Programmed TCR downregulation controls CD4⁺ T cell recall proliferation. (a) Blood frequency of mice that received 10⁴ naïve CD90.1⁺ C7 or C24 CD4⁺ T cells, and were infected with recombinant L. monocytogenes-ESAT6 on day 0 and reinfected with the same bacteria on day 28. (b,c) Flow cytometry showing TCRβ expression kinetics of blood C7 and C24 CD4⁺ T cells from the recipient mice described in a. Individual flow plots are shown in b and aggregate data are shown in c.
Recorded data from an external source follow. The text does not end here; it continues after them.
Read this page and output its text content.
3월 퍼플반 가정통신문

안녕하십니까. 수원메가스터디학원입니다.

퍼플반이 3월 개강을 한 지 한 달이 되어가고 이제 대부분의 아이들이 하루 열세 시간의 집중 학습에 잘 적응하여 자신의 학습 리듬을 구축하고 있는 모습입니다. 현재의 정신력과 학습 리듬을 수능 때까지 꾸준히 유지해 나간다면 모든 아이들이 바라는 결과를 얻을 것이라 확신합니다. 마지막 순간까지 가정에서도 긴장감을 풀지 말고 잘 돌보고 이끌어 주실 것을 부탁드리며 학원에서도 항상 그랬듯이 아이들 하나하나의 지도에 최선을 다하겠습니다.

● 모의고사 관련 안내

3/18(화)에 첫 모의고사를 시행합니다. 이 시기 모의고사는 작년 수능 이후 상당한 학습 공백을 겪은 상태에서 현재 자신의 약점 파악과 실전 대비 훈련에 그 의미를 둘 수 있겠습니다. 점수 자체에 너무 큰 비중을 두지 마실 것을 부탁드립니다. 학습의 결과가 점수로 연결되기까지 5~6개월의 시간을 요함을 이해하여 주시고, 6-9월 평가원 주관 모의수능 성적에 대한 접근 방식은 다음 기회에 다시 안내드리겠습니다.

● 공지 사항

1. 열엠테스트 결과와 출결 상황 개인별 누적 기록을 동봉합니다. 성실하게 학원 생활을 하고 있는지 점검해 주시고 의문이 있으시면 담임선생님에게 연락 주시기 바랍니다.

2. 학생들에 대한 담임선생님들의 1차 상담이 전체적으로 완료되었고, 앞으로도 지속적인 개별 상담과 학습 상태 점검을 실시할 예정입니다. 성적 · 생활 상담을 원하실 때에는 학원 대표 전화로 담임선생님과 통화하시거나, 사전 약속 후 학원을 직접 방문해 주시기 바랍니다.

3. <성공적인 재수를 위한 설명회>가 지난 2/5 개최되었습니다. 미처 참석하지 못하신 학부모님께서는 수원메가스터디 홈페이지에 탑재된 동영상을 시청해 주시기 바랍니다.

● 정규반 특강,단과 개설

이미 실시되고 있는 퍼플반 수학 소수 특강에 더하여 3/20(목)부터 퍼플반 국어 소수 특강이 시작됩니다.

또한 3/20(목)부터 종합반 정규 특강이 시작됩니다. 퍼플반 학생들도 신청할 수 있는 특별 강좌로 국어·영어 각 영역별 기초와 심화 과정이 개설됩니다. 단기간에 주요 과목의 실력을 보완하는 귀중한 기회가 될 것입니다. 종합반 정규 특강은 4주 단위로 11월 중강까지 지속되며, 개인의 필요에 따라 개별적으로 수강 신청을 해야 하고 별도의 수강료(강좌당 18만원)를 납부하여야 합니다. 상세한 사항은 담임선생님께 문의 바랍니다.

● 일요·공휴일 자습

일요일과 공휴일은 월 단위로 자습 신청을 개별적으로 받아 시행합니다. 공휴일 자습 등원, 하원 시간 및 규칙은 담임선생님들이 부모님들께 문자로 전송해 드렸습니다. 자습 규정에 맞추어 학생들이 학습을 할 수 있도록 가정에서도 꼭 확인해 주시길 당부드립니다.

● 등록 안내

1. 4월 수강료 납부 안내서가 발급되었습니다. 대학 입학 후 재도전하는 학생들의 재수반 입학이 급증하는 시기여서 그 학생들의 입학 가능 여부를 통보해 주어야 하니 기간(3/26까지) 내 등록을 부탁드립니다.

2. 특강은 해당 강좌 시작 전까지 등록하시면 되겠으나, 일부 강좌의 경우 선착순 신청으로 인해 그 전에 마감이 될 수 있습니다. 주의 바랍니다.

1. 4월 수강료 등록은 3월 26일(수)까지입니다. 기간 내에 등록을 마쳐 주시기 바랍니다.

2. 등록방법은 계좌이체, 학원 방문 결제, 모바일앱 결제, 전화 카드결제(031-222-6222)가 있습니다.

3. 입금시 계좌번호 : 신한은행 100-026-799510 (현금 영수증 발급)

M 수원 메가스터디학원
Endogenous naïve CD4⁺ T cells were identified as CD44^lo CD62L⁺ CD4⁺ T cells. Data are from one experiment representative of three independent experiments (mean + s.d. of n = 5 male mice per group (a,c)).

Figure 8

Programmed TCR downregulation is driven by the strength of initial antigen recognition. (a) Flow cytometry showing CFSE dilution of C7 and C24 T cells activated with 5 µg mL⁻¹ ESAT6(1–20) wild-type (WT) or F8A peptide for 4 days. (b,c) Flow cytometry showing blood TCRβ expression of mice that received 10⁶ CD90.1⁺ C24 T_H1 cells, which had been activated in vitro with either ESAT6(1–20) WT or F8A peptide for 4 days. Individual flow plots are shown in b and aggregate data are shown in c. Endogenous CD4⁺ T cells were identified as CD90.1⁻ CD4⁺ T cells. Data are from one experiment representative of two independent experiments (mean + s.d. of n = 5 male mice per group (c)).